Panggungharjo Desa Min Haitsu laa Yahtasib
Memperingati capaian usia ke-76, Kelurahan Panggungharjo menggelar ”Malam Puncak Peringatan 76 Tahun Kalurahan Panggungharjo tadi malam, Jumat (23/12/02), bertempat di Kawasan Budaya Karangkitri Panggungharjo Sewon Bantul. Acara ini juga merupakan bagian dari acara ”Gelar Budaya Karangkitri”.
Salah satu agenda utama Malam Puncak ini adalah Kalurahan Panggungharjo me-launching Kawasan Budaya Karangkitri, Sekolah Akar Rumput (SEKAR), Buku Serial Jagongan Selapanan, dan Batik Panggungharjo. Untuk launching ini, Pak Lurah Wahyudi Anggoro Hadi memohon kesediaan Mbah Nun untuk hadir, meresmikan, dan memberikan doa untuk keberkahan Kalurahan Panggungharjo. Selain itu, masyarakat Kalurahan Panggungharjo juga diajak menikmati persembahan konser musik Letto.
Kalurahan Panggungharjo adalah model ideal desa berprestasi. Kawasan ini rajin menggondol prestasi nasional dan internasional. Dari desa anti korupsi hingga desa top pelayanan publik. Nama Panggungharjo harum di mata khalayak. Bahkan menjadi percontohan konsep merdesa sebenarnya.
Di antara keberhasilan langgam kepemimpinan, Lurah Panggungharjo jamak memperoleh angkat topi. Ia berlatar belakang apoteker jebolan Program Studi Farmasi UGM. Sentuhan sistem birokrasi besutannya acap membawa berkah. Persona Pak Lurah, begitu masyarakat memanggilnya, memboyong lentera harapan bagi pengembangan kawasan perdesaan.

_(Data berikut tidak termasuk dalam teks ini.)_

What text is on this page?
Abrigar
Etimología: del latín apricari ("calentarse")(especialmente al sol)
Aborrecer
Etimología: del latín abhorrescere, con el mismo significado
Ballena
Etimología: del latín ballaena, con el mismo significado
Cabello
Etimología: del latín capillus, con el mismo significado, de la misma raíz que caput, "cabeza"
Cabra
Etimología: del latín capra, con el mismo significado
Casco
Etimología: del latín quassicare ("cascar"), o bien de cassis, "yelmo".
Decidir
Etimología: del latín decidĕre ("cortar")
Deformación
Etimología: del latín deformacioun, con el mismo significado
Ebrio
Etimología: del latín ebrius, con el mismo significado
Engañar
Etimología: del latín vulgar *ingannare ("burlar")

Zaman ketika manusia ibarat “serpihan-serpihan” atas hasrat atau nafsu, Pak Lurah berhasil keluar dari kemelut macam itu. Ia berhasil menjadi manusia yang jangkep, utuh, kaffah. Jauh dari potret manusia fakultatif, Pak Lurah, menurut Mbah Nun, berhasil menjadi ahsani taqwim, sebagaimana maksud Tuhan menciptakan dahulu.
“Kita doakan, Mas Wahyudi ini oleh Allah dijaga diselamatkan dan karyanya dilestarikan oleh penerusnya. Amin Ya Rabbal alamin,” ucap Mbah Nun.
Hemat Mbah Nun, sosok seperti Pak Lurah ini selalu ada di setiap ranah. Dari urusan teknologi, pertanian, sampai kebudayaan. Persoalannya, orang seperti itu kerap tersingkir oleh sistem yang kurang menumbuhkan kreativitas dan inovasi.
Mbah Nun juga berharap agar model Panggungharjo menular ke berbagai tempat di Nusantara. Model ini bukan berarti meniru sama persis. Namun, spirit merdesanya menjalar ke berbagai wilayah melalui karakteristik masing-masing.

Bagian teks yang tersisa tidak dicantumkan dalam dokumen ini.